From years of weekends with friends, I was acquainted with the feel of pre-theatre conversations, the customary alert given a waiter of a curtain to make, the advantage of a restaurant where the offerings are familiar and the ordering a comfortable routine. Sometimes there is a fellow playgoer’s story about parking to entertain the table. What others have read about the show becomes a convenient lead if there is a lull in talk in the group.
From years of weekends with friends, I was acquainted with the debate on how to divide the check, the nagging awareness that sometimes a number of people are paying for the extra drink that one or two people ordered. The exit from the restaurant is a bit of a bustle with restroom stops before the walk to the theatre.
In my experience, one rarely emerges from that pre-theatre experience with a quiet sense of gratitude for the conversation. One rarely emerges having been heard and affirmed and encouraged to keep talking about what is important in life. Well, there’s a show to get to!
Last week I had managed to get a single ticket for an opening night performance on Friday. I was going to be free, therefore, of most of the distractions of pre-theatre conversations, except those I might witness or overhear. At the table nearest mine, one older woman was talking with a friend, swearing by the Asian pesto sauce she had selected “once again” for her Shanghai whole wheat noodles with mixed vegetables and beef.
My dinner at the familiar restaurant lasted barely an hour. At meal’s end I walked down the street where the theatre was located. I knew there were benches a few blocks away on the edge of a university campus, and it was there I intended to spend the half hour or so before I took my seat in Row F.
When I have attended productions in this neighborhood in the past, I have seldom given myself permission simply to observe what was around me. If I got to these benches, it was to wait with others, and the social instinct took over. Instead of tuning one another to the surroundings, our talk became itself the diversion or – at times – a distraction from the waiting.
This past Friday it took me awhile to be aware that I was not initially at ease. Sitting on the bench, I was looking every which way until I caught myself. It was that familiar feeling of not wanting to wait. Or maybe this evening it was more not wanting to be waiting by myself.
Past experience had almost convinced me that there was nothing worth looking at or noticing or observing in these few blocks of city neighborhood. In getting attuned to how I was feeling, however, I became attuned as well to the landscape before me.

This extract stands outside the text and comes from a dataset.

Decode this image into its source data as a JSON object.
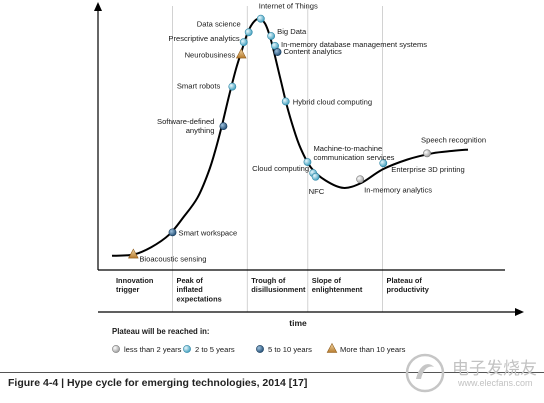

If I had seen it in a movie set in New York City, I would have thought it intriguing and distinctive. I would have woven stories about the people who lived in these old apartment buildings, ridden this trolley, walked to class under the branches of these city trees. I would have paid attention to what I was seeing and how I was responding to it. I would scarcely have been able to wait till the end of the film to turn to someone and say, “Look – over there – that set of windows! What would it be like to look out of them every morning and see a city before you?”
I woke up in that half hour before curtain.

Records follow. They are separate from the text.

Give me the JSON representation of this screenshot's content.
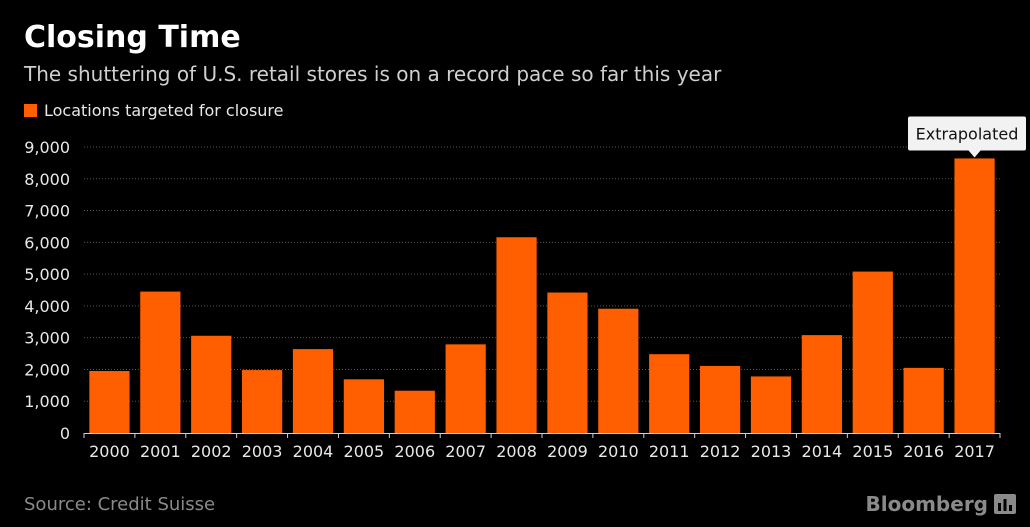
{
  "header": {
    "title": "Closing Time",
    "subtitle": "The shuttering of U.S. retail stores is on a record pace so far this year"
  },
  "legend": {
    "label": "Locations targeted for closure"
  },
  "footer": {
    "source": "Source: Credit Suisse",
    "brand": "Bloomberg",
    "brand_icon": "bar-chart-icon"
  },
  "colors": {
    "bar": "#ff5f00",
    "background": "#000000",
    "grid": "#555555"
  },
  "chart_data": {
    "type": "bar",
    "categories": [
      "2000",
      "2001",
      "2002",
      "2003",
      "2004",
      "2005",
      "2006",
      "2007",
      "2008",
      "2009",
      "2010",
      "2011",
      "2012",
      "2013",
      "2014",
      "2015",
      "2016",
      "2017"
    ],
    "series": [
      {
        "name": "Locations targeted for closure",
        "values": [
          1950,
          4450,
          3060,
          1980,
          2640,
          1690,
          1330,
          2790,
          6160,
          4420,
          3910,
          2480,
          2110,
          1780,
          3080,
          5080,
          2050,
          8640
        ]
      }
    ],
    "ylim": [
      0,
      9000
    ],
    "yticks": [
      "0",
      "1,000",
      "2,000",
      "3,000",
      "4,000",
      "5,000",
      "6,000",
      "7,000",
      "8,000",
      "9,000"
    ],
    "grid": true,
    "annotation": {
      "category": "2017",
      "text": "Extrapolated"
    }
  }
}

Just before I got up from my bench to head to the theatre, I saw the older woman from the restaurant – the one who loved the Asian pesto sauce. She was smiling as she and her friend walked down the sidewalk in front of me, smiling as they talked, smiling as they talked. They knew, I was immediately convinced, what this neighborhood looked like.
My next theatre night I will order the Shanghai whole wheat noodles with mixed vegetables and beef and Asian pesto sauce.
2 comments:
I should think so.
"given myself permission simply to observe what was around me."
I got this feeling from the time I become passionate about photography, I look around more, see more, and even, finally approach more easy unknwown people, because they, too are part of the sourounding, or and because I am alone, I can.